A familiar looking man – slender with well-coiffed hair and tattoos – is giving another man a dry shave in a vintage barber’s chair at The Belmont Barbershop. Located on Broadway just a block off Main Street, the space gives the impression that it’s been a well-preserved bomb shelter for the past 50-plus years.

From the seafoam green walls and classic coloured leather barber chairs to its fare of classic shave kits, soaps-on-a-rope, and enough tins of wax pomade to make George Clooney’s character in O Brother, Where Art Thou salivate, the basement barbershop is frozen in time as far as aesthetics are concerned.

As for the familiar looking man? Swap out the razor for a guitar and audiophiles in Vancouver recognize him as Rich Hope, the rockabilly king of Main Street.

“I reflect sometimes and I’m really happy that whatever I do, I trade my skills for money,” Hope tells the Westender at his shop, which he co-runs with master barber Dustin Fishbook.

Since opening in 2005, Fishbook took on Hope as an apprentice and the pair partnered up to bring Mount Pleasant dwellers a clean shave and an experience that harkens back to Coca Cola’s heyday.

“If you need me to cut your hair, you can give me some money. If you need me to sing you a song, gimme some money. And sometimes I might do either of those for free,” Hope laughs.

The Edmonton-born musician, known for his rock and roll acts Rich Hope & His Evil Doers and the Blue Rich Rangers, spent some time working in Whistler before making Vancouver’s Main Street his home in the late ‘90s. That, he says, is when his career really began to get traction.

“I wanted to snowboard for a while and I just used to play cover gigs for a living in [Whistler] bars,” he explains.

“Ground zero was ’97. I moved out to Main Street and put out a record right there and then, and that’s kind of when everything started to get going. The move to the city was that I wanted to actually write my own music and actually do this. Living in a ski town wasn’t particularly inspirational.”

Given the microcosm of musicians that gathered around Mount Pleasant, it didn’t take long for Hope to find a band to play in – and players to recruit. Hope’s longtime drummer, Adrian Mack, is the other half of the Rich Hope & His Evil Doers duo.

“I started meeting people who were kinda interested in the music I was doing. I ended up living in Mount Pleasant… and drinking coffee at Lugz, which is Kafka’s now, so every morning it would be the same people you’d see walking by, and all these musicians that all played together. This network was suddenly like before my eyes and that’s how I met everybody,” Hope reminisces.

“I always remember noticing Adrian’s drumming – and a lot of people notice this – he just has a great feel,” Hope says, explaining they both played in the Stones-esque rock quartet John Ford.

“When I went to make my solo record, it started out just being some acoustic stuff, and [I had] some of these one-chord blues songs in mind.
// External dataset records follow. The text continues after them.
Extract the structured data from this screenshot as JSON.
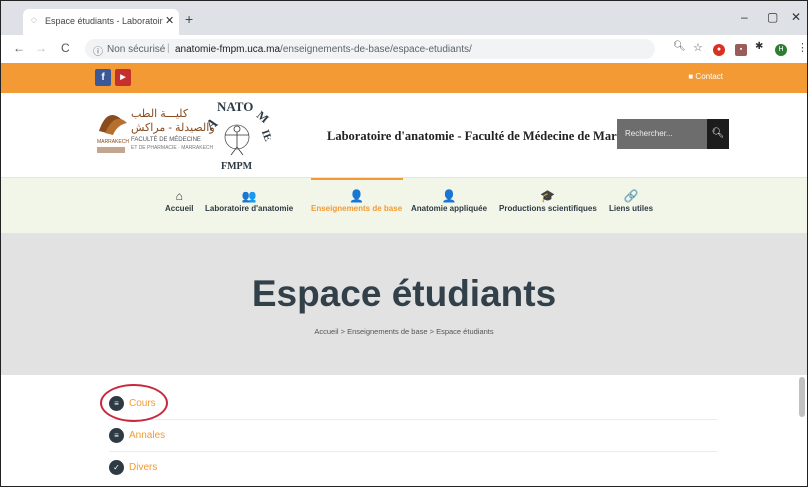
{
  "browser": {
    "tab_title": "Espace étudiants - Laboratoire d",
    "tab_close": "✕",
    "new_tab": "+",
    "minimize": "–",
    "maximize": "▢",
    "close": "✕",
    "back": "←",
    "forward": "→",
    "reload": "C",
    "security_label": "Non sécurisé",
    "url_host": "anatomie-fmpm.uca.ma",
    "url_path": "/enseignements-de-base/espace-etudiants/"
  },
  "topbar": {
    "color": "#f39a34",
    "facebook": "f",
    "youtube": "▶",
    "contact": "Contact"
  },
  "header": {
    "logo_arabic_1": "كليـــة الطب",
    "logo_arabic_2": "والصيدلة - مراكش",
    "logo_french_1": "FACULTÉ DE MÉDECINE",
    "logo_french_2": "ET DE PHARMACIE · MARRAKECH",
    "site_title": "Laboratoire d'anatomie - Faculté de Médecine de Marrakech",
    "search_placeholder": "Rechercher...",
    "search_icon": "search-icon"
  },
  "menu": {
    "items": [
      {
        "label": "Accueil",
        "icon": "home-icon",
        "glyph": "⌂"
      },
      {
        "label": "Laboratoire d'anatomie",
        "icon": "users-icon",
        "glyph": "👥"
      },
      {
        "label": "Enseignements de base",
        "icon": "teacher-icon",
        "glyph": "👤"
      },
      {
        "label": "Anatomie appliquée",
        "icon": "user-icon",
        "glyph": "👤"
      },
      {
        "label": "Productions scientifiques",
        "icon": "graduation-cap-icon",
        "glyph": "🎓"
      },
      {
        "label": "Liens utiles",
        "icon": "link-icon",
        "glyph": "🔗"
      }
    ],
    "active": "Enseignements de base"
  },
  "hero": {
    "title": "Espace étudiants",
    "breadcrumb": "Accueil > Enseignements de base > Espace étudiants"
  },
  "list": [
    {
      "label": "Cours",
      "glyph": "≡"
    },
    {
      "label": "Annales",
      "glyph": "≡"
    },
    {
      "label": "Divers",
      "glyph": "✓"
    }
  ],
  "colors": {
    "accent": "#f39a34",
    "dark": "#2e3a44",
    "highlight": "#c8283c"
  }
}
It seemed natural; I wanted something that’s very feel-based and so I called him up and said, ‘Come and play on this.’ It’s kind of like Charlie Watts and Keith Richards. Keith always says when Charlie’s done with the Stones, then it’s done. We just have that thing together.”

The duo’s last full length record Rich Hope Is Gonna Whip It On Ya was released in 2009, with the singles “I See Trouble,” and “Can’t Get No Lovin’” following in years after.

Dropping the Evil Doers from the name, Rich Hope’s band has now expanded to fit two more: Erik Neilsen and Matt Kelly, who, coincidentally, Hope met around Main Street.

The foursome will be performing songs at the Biltmore Cabaret on April 9, which the singer plans to release on an upcoming full-length LP.

“When I went in the studio this time, I remember telling Adrian, ‘I just want to make a Rich Hope record, whatever comes out,’” he says, noting that the rock ‘n’ roll duo the Evil Doers and his country band, the Blue Rich Rangers were formed for different purposes but ended up playing much of the same songs.

“If the two bands were a Venn diagram, this record would be the stuff in the middle that gets caught up.”

Until the show, you can expect to run into Hope at his barbershop (111 East Broadway), browsing Neptoon or Red Cat Records, or chowing down on “out of this world Chinese street food” at the Sunny Spot Café. 

 

Rich Hope performs at the Biltmore Cabaret on April 9 with Ben Rogers.